В декабре 1835 года Александр Баласогло получил наконец отставку. Еще месяц дожидался хоть какого-нибудь места по министерству народного просвещения. Тут уже выбора у него не было никакого, и он принужден был согласиться на мизерную должность в хозяйственном столе счетного отделения.

Министерство размещалось в красивом здании на площади у Чернышева моста. Две арки этого здания нависали над проездом с площади в узкий Чернышев переулок. Здесь, в переулке, Баласогло и поселился на казенной квартире, заняв одну темную комнату – окном в коридор.

Глава вторая

Жизнь каждого человека есть диагональ между его характером и внешними обстоятельствами.

В. Ф. Одоевский

Теперь Александр Баласогло появлялся иногда в кругу петербургских художников, «которые все знакомы друг с другом по товариществу и с которыми я всегда, – рассказывает он, – водился с самого своего приезда в Петербург, по моей страсти к искусствам».

Он бывал в мастерской скульптора Николая Пименова, восхищался его смелой, размашистой лепкой. Однако сдружиться по-настоящему не позволяло им различие натур: Пименов был весь нараспашку, любил хмельной разгул, а Баласогло – замкнутый, аскетичный – никакой склонности к разгульной жизни не имел.

Зато встретившись у Пименова с архитектором Петром Норевым, Баласогло сразу почувствовал в этом человеке родственную душу. Норев – светловолосый молодой человек в очках – тоже писал стихи, не обладавшие, правда, своеобразием. Художественные вкусы их во многом совпадали. Оба с одинаковым восторгом восприняли новую картину Карла Брюллова «Последний день Помпеи», выставленную в Академии художеств.
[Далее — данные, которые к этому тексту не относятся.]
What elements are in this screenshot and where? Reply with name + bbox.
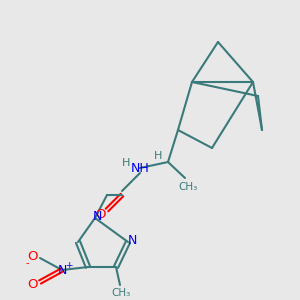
Text: N: N [127, 235, 137, 248]
Text: O: O [28, 278, 38, 290]
Text: CH₃: CH₃ [111, 288, 130, 298]
Text: N: N [92, 211, 102, 224]
Text: H: H [154, 151, 162, 161]
Text: -: - [25, 258, 29, 268]
Text: CH₃: CH₃ [178, 182, 198, 192]
Text: H: H [122, 158, 130, 168]
Text: +: + [65, 262, 73, 271]
Text: NH: NH [130, 161, 149, 175]
Text: O: O [96, 208, 106, 221]
Text: N: N [57, 263, 67, 277]
Text: O: O [28, 250, 38, 263]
Баласогло посвятил этой картине стихи:

 
…Я неуч, но в твоей широкой панораме
Ясна твоя мне мысль, о современный ум!
Я вижу этот миг, мне внятен этот шум;
Здесь жизнь, здесь человек, здесь драма в этой раме!
 

К лету 1836 года Брюллов возвратился в Петербург из долгого заграничного путешествия. Академия художеств приготовила торжественную встречу. Когда Брюллов вошел в распахнутые двери Академии, хор в сопровождении оркестра пропел ему приветствие, сочиненное Норевым:

 
…Все радостным хором сей день торжествуйте.
Воскликните дружно: «Брюллову – ура!»
 

Осенью того же года на выставке в Академии все останавливались перед гипсовой скульптурой Николая Пименова «Юноша, играющий в бабки». Выставку посетил Пушкин. Он сказал: «Слава богу! Наконец и скульптура в России явилась народная!» Пожал Пименову руку, назвал его собратом. Вынул записную книжку, написал экспромт «На статую играющего в бабки», вырвал листок и вручил его скульптору.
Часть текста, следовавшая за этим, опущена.